I argued that businesses would surely interpret the Commissioner's statement as a pledge of support for the layered approach taken by Microsoft – and that they would reasonably look to the way that Microsoft layered its statement and emulate that, the first layer being nothing more than a link. Mr Bamford disagreed. "It wasn't in our mind that people will read it that way," he said.
So the 2001 guidance stands. The point of this research and the Commissioner's statement, as Mr Bamford was keen to stress, is to send a message that gobbledegook should be avoided and that obvious information need not be given.

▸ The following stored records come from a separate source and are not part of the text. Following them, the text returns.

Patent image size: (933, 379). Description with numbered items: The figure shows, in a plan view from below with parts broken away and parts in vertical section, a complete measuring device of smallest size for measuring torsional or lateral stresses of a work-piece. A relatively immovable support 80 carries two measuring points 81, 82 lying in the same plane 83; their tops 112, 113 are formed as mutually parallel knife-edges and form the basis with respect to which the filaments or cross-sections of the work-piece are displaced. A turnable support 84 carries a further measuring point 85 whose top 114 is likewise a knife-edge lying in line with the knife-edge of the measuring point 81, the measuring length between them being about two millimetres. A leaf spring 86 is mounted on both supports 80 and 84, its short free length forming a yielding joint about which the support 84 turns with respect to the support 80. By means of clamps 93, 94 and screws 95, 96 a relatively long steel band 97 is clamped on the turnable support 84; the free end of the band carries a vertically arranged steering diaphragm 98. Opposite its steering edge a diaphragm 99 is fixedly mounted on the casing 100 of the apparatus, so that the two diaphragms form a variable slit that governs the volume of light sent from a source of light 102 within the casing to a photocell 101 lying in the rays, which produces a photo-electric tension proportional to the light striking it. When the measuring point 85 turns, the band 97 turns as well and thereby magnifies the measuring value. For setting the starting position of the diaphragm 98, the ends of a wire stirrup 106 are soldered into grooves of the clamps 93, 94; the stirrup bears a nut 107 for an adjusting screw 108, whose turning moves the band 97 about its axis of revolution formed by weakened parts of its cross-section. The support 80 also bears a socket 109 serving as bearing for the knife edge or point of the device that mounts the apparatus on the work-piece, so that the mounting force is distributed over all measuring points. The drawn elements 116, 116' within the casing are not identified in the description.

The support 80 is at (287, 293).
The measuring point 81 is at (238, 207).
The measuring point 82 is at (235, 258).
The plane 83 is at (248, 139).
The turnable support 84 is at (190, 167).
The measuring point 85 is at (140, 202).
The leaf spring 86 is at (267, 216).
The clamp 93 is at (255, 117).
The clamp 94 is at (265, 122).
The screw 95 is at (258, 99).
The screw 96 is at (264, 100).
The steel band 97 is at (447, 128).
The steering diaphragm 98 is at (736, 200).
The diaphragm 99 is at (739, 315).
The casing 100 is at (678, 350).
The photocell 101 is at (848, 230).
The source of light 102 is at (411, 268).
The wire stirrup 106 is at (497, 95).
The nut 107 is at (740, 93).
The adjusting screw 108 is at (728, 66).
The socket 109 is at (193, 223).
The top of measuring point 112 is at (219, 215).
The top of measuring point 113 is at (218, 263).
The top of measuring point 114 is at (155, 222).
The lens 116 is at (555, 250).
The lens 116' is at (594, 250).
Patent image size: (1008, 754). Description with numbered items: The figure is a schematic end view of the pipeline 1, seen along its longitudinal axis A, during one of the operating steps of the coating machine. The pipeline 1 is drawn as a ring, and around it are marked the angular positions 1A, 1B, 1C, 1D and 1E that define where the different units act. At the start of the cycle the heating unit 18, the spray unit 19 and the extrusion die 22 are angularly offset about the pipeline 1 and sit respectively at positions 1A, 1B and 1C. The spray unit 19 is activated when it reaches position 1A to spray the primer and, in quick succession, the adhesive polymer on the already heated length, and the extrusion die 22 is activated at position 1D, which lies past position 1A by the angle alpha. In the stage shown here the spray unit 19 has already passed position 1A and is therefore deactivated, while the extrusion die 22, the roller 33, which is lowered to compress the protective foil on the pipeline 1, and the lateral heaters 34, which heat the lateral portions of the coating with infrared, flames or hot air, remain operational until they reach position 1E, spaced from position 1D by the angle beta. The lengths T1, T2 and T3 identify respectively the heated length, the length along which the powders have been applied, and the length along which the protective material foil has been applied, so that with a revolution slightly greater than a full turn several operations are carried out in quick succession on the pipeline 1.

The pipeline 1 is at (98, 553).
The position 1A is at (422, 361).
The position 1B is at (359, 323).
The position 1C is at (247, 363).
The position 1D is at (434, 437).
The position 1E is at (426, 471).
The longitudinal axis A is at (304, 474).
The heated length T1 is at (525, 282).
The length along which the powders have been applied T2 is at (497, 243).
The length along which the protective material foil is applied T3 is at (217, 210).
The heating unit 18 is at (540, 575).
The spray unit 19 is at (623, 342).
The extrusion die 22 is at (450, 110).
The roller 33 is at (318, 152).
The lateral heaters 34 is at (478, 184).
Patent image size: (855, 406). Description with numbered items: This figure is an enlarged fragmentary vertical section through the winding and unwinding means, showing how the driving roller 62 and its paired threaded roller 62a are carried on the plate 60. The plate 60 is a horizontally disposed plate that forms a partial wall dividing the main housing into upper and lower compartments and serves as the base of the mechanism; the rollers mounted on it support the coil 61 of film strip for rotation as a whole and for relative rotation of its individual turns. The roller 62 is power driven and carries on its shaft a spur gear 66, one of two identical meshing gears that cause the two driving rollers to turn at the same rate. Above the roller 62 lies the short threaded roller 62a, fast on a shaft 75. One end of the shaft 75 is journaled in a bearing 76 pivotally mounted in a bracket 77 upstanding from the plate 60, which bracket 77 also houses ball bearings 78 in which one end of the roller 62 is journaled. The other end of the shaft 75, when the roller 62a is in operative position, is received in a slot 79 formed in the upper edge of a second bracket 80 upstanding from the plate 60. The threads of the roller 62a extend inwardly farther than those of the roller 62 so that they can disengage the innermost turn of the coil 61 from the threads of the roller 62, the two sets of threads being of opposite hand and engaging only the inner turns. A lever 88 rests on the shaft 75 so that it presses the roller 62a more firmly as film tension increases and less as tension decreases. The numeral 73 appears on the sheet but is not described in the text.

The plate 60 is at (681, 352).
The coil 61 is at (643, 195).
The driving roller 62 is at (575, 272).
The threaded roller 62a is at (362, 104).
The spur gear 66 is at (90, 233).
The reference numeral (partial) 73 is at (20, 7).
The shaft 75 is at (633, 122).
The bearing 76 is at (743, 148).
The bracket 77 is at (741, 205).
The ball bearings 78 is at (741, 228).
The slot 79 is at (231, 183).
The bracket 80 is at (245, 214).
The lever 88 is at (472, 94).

Did anyone ever suggest otherwise?
What we need is clarity from our Commissioner. Yes, a layered notice is a good thing: a short notice that links to more detail will help the reader. Web sites should display a short notice as a mandatory screen presentation, something that does not require an extra click to be found. The 2001 guidance said this clearly. It made sense and was consistent with the Data Protection Act and the European Directive from which the UK's Act was derived. Mr Thomas just failed to remind us, this important message getting lost in his own gobbledegook.
By Struan Robertson, Editor of OUT-LAW. These are the personal views of the author and do not necessarily represent the views of Pinsent Masons.